Questi dati sono desunti dall’inventario compilato il 20 ottobre 1500, al momento dell’arrivo a Pesaro delle truppe dell’invasore Cesare Borgia “il Valentino”, quando Giovanni Sforza mise in salvo i manoscritti, i quadri e le “robe” preziose che conservava nel palazzo ducale.
È opinione comune che libreria e quadreria siano oggi da considerate entrambe perdute. Fra le possibili cause si riporta un incendio del 1514. Ma l’ipotesi non convince tutti. Non convince, ad esempio, Luciano Baffioni Venturi, per sua stessa ammissione uno studioso “non specialista” ma che allo studio degli Sforza si dedica da almeno un decennio e, come spesso accade con gli appassionati, ha raccolto una grande mole di dati ed informazioni che agli storici dell’arte possono fornire spunti interessanti.
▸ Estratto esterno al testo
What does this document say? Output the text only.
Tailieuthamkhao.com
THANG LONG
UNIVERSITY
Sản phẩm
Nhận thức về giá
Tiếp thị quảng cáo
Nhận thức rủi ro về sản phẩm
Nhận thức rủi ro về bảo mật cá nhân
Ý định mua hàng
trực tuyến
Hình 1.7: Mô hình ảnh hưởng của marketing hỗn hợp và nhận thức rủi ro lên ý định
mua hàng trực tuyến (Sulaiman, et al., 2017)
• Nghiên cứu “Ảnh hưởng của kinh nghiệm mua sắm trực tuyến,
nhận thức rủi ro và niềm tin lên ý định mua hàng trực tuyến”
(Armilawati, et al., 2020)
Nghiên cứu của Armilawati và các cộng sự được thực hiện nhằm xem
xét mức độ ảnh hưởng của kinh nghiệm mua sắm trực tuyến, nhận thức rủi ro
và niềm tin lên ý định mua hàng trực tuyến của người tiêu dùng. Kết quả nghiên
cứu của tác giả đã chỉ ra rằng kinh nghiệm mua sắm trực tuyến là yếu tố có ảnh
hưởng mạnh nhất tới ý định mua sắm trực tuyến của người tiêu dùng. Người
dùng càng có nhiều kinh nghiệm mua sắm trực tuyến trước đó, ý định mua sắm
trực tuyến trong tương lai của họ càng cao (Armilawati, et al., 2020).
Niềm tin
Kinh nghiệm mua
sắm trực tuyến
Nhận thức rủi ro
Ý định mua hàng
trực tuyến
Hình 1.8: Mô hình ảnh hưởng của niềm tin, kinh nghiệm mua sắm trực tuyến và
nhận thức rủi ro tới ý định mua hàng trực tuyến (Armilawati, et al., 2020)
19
Baffioni non crede affatto che libri e dipinti siano tutti completamente bruciati nell’incendio citato, che definisce “fantomatico”. A riprova di questa sua affermazione porta il fatto che sui circa trenta manoscritti rintracciati o sui due quadri sicuramente ritrovati non risultano segni di bruciatura. Ritiene invece che i manoscritti preziosi e molti quadri siano stati venduti dagli ultimi Sforza, in particolare da Galeazzo (+1519), fratello di Giovanni Sforza, ormai privato della signoria, e da Isabella (1503-1561), figlia naturale di Giovanni ed ultima erede della dinastia sforzesca pesarese. Il resto potrebbe essere stato disperso attraverso passaggi di proprietà che ancora non conosciamo e finito in raccolte ed aste di tutto il mondo.
Purtroppo di questa collezione a Pesaro non è rimasto niente. Il Trittico di Rogier van Der Weyden con i ritratti di Alessandro e dei figli Battista e Costanzo è al museo reale di Bruxelles e il San Sebastiano di Amico Aspertini è a Washington. Ci consoliamo però con la pala dell’Incoronata di Giovanni Bellini (di cui l’Eclettico auspica la ricomposizione permanente con l’originaria cimasa), con i resti della pala di Marco Zoppo e con qualche altra “cosuccia”, tutto voluto e commissionato dagli Sforza pesaresi.
A queste vicende Baffioni, in collaborazione con l’Archivio di Stato di Pesaro ha dedicato un volume appena pubblicato La Quadreria perduta - La quadreria di Giovanni Sforza signore di Pesaro e l’arte a Pesaro al tempo degli Sforza - Storie degli Sforza pesaresi 2.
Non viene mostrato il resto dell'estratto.